The history of 18th-century English furniture is one of those subjects which have been covered countless times over the last 100 years and one could be forgiven for thinking that there is nothing new to say about it. A reading of this book will soon dispel such thoughts. All previous histories are heavily dependent on the work of Percy Macquoid, Herbert Cescinsky, RW Symonds, and Ralph Edwards, who pioneered the field in the early years of the 20th century and consequently misconceptions have become thoroughly embedded in the subject, fostered by the antique trade and the auction houses.

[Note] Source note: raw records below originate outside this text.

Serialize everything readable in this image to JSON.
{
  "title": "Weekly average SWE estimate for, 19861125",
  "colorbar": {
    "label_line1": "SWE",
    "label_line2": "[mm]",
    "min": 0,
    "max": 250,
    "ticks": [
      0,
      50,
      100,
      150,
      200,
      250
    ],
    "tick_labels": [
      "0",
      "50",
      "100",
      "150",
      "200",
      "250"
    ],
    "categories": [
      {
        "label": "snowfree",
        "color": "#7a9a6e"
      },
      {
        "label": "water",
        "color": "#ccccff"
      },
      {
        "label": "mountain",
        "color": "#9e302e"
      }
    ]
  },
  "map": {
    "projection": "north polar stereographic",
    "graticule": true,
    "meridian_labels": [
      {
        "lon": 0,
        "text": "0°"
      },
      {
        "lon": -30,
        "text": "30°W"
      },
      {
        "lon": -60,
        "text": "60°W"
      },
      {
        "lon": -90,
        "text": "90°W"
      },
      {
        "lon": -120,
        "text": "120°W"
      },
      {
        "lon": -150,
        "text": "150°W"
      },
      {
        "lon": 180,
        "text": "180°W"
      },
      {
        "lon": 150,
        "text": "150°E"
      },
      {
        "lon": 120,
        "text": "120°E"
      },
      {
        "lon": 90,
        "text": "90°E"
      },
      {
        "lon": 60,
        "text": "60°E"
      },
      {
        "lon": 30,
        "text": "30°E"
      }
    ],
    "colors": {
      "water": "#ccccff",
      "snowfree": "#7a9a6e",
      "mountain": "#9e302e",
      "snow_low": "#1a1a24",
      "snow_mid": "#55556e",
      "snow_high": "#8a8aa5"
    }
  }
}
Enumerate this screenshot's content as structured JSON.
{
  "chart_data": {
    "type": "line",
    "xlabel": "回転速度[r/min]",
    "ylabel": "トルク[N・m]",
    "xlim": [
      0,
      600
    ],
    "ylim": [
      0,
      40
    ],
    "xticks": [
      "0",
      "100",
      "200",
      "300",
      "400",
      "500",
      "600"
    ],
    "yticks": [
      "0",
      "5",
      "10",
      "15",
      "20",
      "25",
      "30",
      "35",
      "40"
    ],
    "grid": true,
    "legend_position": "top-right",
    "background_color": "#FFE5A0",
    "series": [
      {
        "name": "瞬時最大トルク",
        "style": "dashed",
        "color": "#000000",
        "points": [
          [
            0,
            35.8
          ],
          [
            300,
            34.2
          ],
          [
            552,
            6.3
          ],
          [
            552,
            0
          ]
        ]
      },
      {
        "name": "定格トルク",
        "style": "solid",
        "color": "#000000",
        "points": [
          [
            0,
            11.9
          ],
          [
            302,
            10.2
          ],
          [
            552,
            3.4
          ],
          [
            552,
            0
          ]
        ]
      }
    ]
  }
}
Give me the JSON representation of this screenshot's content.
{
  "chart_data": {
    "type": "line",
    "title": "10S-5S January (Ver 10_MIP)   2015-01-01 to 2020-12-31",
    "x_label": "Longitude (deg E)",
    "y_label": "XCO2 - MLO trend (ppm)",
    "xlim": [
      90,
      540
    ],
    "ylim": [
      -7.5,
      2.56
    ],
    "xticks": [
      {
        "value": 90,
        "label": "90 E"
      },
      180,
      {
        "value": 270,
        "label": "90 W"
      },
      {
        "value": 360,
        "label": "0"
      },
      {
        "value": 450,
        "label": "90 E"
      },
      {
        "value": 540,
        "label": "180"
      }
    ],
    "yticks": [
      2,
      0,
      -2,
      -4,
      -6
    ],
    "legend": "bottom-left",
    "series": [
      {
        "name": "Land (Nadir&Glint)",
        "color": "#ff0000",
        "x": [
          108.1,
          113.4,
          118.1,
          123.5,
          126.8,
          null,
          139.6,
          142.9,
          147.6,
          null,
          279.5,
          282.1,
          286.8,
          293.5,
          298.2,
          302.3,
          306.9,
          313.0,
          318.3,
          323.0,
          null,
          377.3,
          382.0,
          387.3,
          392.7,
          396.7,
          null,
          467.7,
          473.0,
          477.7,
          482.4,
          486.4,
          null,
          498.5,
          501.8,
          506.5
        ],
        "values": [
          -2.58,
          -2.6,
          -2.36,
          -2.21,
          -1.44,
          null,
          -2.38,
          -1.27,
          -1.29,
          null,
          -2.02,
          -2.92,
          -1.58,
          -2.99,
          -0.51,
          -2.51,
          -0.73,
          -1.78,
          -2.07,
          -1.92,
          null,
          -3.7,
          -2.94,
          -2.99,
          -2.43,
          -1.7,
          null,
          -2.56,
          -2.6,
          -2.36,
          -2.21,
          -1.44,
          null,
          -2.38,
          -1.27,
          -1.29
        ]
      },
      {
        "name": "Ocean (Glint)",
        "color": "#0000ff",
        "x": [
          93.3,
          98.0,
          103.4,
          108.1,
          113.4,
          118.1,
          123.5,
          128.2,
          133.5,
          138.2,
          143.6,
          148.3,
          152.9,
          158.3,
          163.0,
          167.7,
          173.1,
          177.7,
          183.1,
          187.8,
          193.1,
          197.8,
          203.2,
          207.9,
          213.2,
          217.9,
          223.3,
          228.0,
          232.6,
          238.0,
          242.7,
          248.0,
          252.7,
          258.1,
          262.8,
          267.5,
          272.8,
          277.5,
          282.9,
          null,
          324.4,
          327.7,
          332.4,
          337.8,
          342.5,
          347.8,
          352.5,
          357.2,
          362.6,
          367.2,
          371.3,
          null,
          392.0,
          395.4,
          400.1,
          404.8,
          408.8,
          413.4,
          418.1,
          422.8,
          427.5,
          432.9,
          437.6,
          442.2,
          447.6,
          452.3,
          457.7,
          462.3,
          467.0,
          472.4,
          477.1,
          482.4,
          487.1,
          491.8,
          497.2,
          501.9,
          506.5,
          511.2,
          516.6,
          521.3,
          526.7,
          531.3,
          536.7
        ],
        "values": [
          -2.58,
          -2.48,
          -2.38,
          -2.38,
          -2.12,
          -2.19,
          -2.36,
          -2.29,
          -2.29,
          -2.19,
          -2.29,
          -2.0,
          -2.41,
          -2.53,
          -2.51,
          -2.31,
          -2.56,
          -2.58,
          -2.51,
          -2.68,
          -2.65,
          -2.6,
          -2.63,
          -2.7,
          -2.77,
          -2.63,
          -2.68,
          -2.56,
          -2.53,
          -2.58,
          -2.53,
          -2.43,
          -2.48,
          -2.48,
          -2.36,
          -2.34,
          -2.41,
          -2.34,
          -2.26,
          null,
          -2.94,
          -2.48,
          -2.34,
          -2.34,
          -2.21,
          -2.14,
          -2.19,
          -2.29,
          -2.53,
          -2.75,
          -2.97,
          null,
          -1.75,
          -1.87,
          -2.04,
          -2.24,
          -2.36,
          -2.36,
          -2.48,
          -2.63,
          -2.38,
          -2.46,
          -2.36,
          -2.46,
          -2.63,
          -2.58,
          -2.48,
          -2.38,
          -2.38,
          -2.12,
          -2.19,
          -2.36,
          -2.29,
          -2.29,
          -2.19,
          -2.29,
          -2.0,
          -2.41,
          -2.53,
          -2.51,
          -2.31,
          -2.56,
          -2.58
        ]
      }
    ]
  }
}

The task which Adam Bowett has set himself in this lavish new book is to start with a blank page and examine furniture whose provenance is known either through bills, inventories or makers' labels and use these to create a chronology of structural and stylistic features. Most of the furniture he discusses is London-made and of high quality, thus providing termini post quem for his chronology. He is particularly scornful of the categorizing of much early Georgian furniture as `Queen Anne'. "Generally speaking, English `Queen Anne' furniture has been dated between ten and thirty years too early" he says in his preface, thus creating a void in the 1720s and `30s.
We learn that `boxwood' stringing is usually in fact holly, most `red walnut' is straight-grained mahogany and that the name `rosewood' in the early 18th century referred to padouk wood, only acquiring its modern sense in the later years of the 18th century. Until the outbreak of war with Spain in 1739 mahogany was considerably cheaper than walnut.
He is particularly good on the construction of case furniture and drawers, offering a chronology which makes one itch to get one's hands on the desks and chests-of-drawers in one's nearest country house to check structural features. A valuable section near the end shows the development of locks, hinges, drawer-handles and escutcheons, and a final chapter on furniture woods augurs well for Bowett's forthcoming book on the subject.
The book is a follow-up to his previous volume, English Furniture from Charles II to Queen Anne, 1660-1714, which shone an equally bright light on the earlier period. As with that work, from the same publisher, the book is lovely to handle and the illustrations are appropriately large and of superb quality.
References are given as brief foot-notes, which relate to a bibliography at the end. By some strange oversight many of the references are missing from the bibliography, which can be frustrating. My only other gripe is Bowett's frequent use of the term `neo-Palladian' to refer to any classical revival features (claw feet, lion's masks, mythical masks, fish scales, paw feet, eagles, sphinxes and dolphins). Apart from the masks none of these features were actually used by Palladio either in his villas and palaces or in his The Four Books of Architecture, and it is only through William Kent's association with Lord Burlington that these essentially baroque features have been associated with poor old Palladio. However this is a minor complaint about a very important work which will set the standard for years to come for the study of early Georgian furniture. One only hopes that Bowett will continue the series and cast his analytical eye over furniture of the succeeding decades.